L. peruanum Skull Replica measures 3.0 inches. L. peruanum Skull Replica is museum quality polyurethane cast. 2-part skull (separate cranium & jaw). Made in USA. Known as Northern viscacha. Our precise skull can be used as a teaching tool, museum skull exhibit, home decor skull, or office decor skull.

The Northern viscacha or L. peruanam grows to a head and body length of 12 to 18 in. with a bushy tail nearly as long which can be curled in a coil. The adult weight is between 32 and 56 oz.

Its long ears are furry and its body fur is dense and soft, but the tail has coarser hairs. The dorsal surface ranges from dark grey at lower altitudes to brown at higher elevations. The ventral surface is cream or pale grey and the tip of the tail is reddish-brown or black.

The L. peruanam is native to central and southern Peru and northern Chile, and may also be present in the area around Lake Titicaca in Peru and Bolivia. Its altitude range extends from 980 to 16,400 ft. above sea level.

L. peruanum makes its home in crevices in the rock and is found in various habitats where suitable rocky outcrops are found.

The L. peruanum is more often found on larger, steeper portions of cliffs. This preference is probably driven by a need to avoid predators, as land-based carnivores are more easily evaded on a steep slope.

L. peruanum rarely ventures far from rocks, as these provide a means of escaping from both aerial and terrestrial predators. The northern viscacha rarely has more than 50 yards of open ground between its colony and water.
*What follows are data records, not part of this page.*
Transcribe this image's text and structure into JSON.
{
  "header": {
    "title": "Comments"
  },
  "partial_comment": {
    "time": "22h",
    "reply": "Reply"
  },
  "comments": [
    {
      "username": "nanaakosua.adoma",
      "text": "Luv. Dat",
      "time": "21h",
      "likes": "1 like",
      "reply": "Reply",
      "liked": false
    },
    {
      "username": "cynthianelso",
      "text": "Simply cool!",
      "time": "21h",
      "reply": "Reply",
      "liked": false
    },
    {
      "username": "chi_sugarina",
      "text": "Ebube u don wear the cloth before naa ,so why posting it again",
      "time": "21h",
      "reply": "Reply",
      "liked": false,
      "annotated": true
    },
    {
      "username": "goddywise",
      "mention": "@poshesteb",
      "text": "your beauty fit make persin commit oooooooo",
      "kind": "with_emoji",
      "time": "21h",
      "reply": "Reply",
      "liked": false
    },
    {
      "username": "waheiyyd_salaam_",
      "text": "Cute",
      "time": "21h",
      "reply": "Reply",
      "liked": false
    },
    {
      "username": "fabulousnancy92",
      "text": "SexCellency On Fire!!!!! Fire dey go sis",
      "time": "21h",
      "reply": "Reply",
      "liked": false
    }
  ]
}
Most populations of L. peruanam occur between the tree line and the snow line, but the distribution is patchy with the animal being common in some localities and absent in others even though the habitat seems equally suitable.

The L. peruanam is a herbivore and feeds on a variety of plant material, including grasses, roots, and seeds.

Breeding usually takes place during October and November. A litter usually consists of a single pup born after a gestation period around 140 days. The young is weaned when about 8 weeks old.

L. peruanam is preyed on by the Andean mountain cat, the colocolo, and the culpeo in high-altitude desert regions.

Northern viscachas are gregarious and communicate using warning whistles. Vicuna will search for threats upon hearing the northern viscacha’s whistle. The bolivian big-eared mouse will sun and feed alongside northern viscachas on occasion.

The Northern Viscacha or L. peruanam is common within suitable habitat in its range. The population size is relatively stable, and although it is hunted locally for food, no other significant threats have been identified, so the IUCN lists the species as being of Least Concern in its Red List of Threatened Species.